Grey knew when he was excused. He could fix almost anything for the Barbaranis. But their relationship with each other was not one of them.

‘Not yet, Hawke.’

An entire life of servitude and he still wasn’t on a first-name basis with his boss.

Grey remained standing while the others filed out, Nella and Luca grimacing at him like this was the last time they’d see him before he walked to the gallows. Tomaso was already on his phone, business as usual. Frankie dug her knuckles into her eyes, blinking back frustrated tears.

When the door closed behind Vittoria, the room seemed to take in a deep breath, waiting for Giovanni to speak. He stood at the window, hands clasped behind his back – a monarch surveying his kingdom. ‘The fields are not right,’ he said eventually, when the walls of the sala da pranzo were screaming for air.

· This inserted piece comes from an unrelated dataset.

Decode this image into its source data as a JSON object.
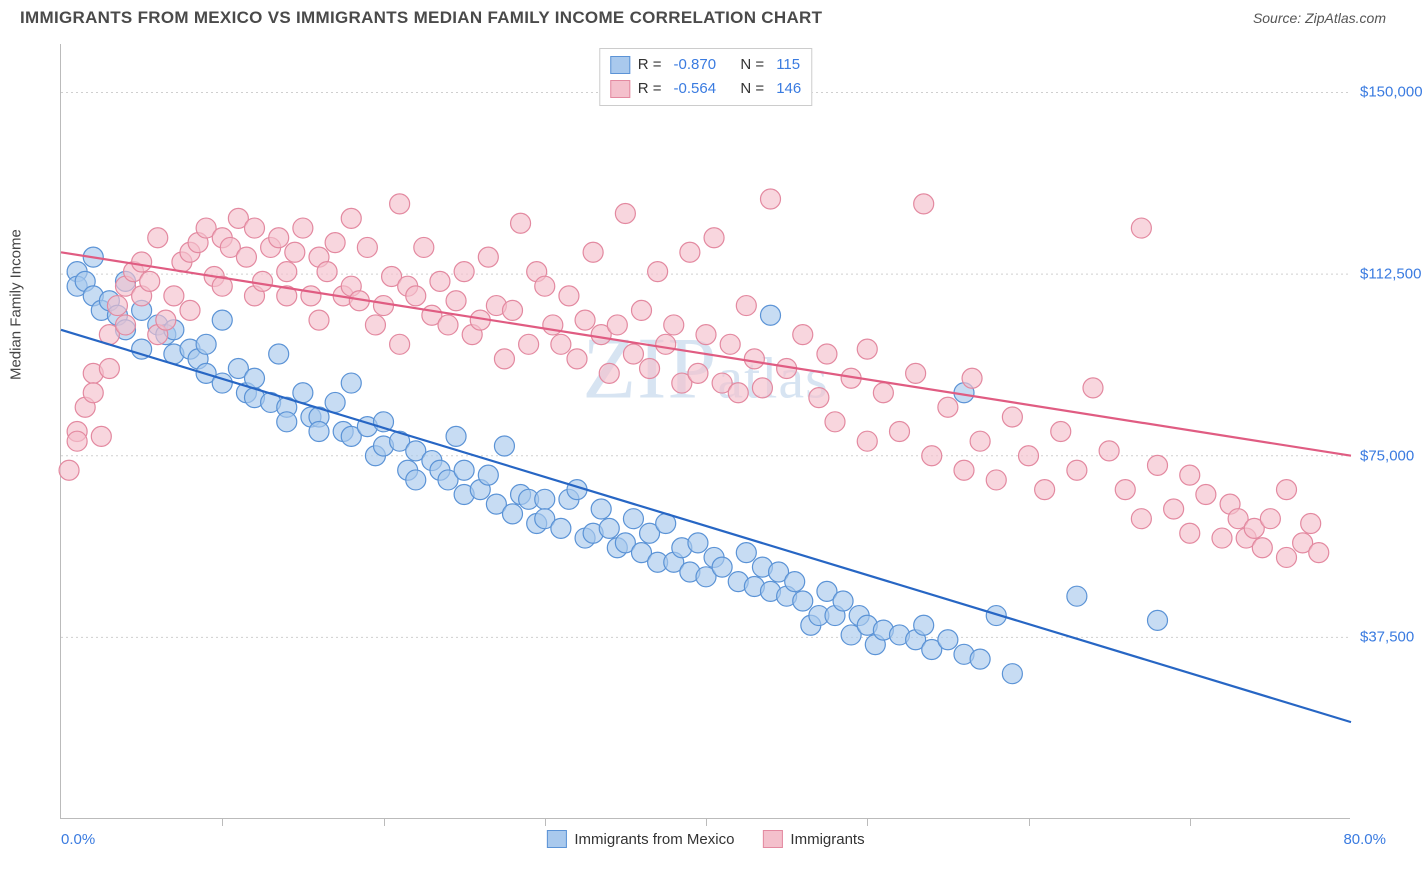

Grey knew better than to try to answer.

‘When your father worked here, my grounds were the perfect verde colour, no matter what the season. I have never seen grass like that since he passed.’

‘He’d be honoured to hear you say so, signore.’

‘I could trust him,’ Gio said, ‘with my grass, my land. A man’s surroundings matter. We are all products of our environments, aren’t we, Hawke?’

Grey gave a nod. ‘Signore.’

‘You are not like him,’ Gio said. ‘Do you suppose you are more like your mother?’

He allowed the familiar feeling to pass through him at the mention of her – like missing a step going down the stairs.

‘I doubt it, signore. Though I don’t know much about her.’

Except that she was beautiful. And she cut out his father’s heart when she left in the dead of night, when Grey wasn’t even a year old.

Gio nodded. ‘I am not like my father either. He wanted our dynasty to be vino, only vino. He saw five steps ahead, but I see ten.’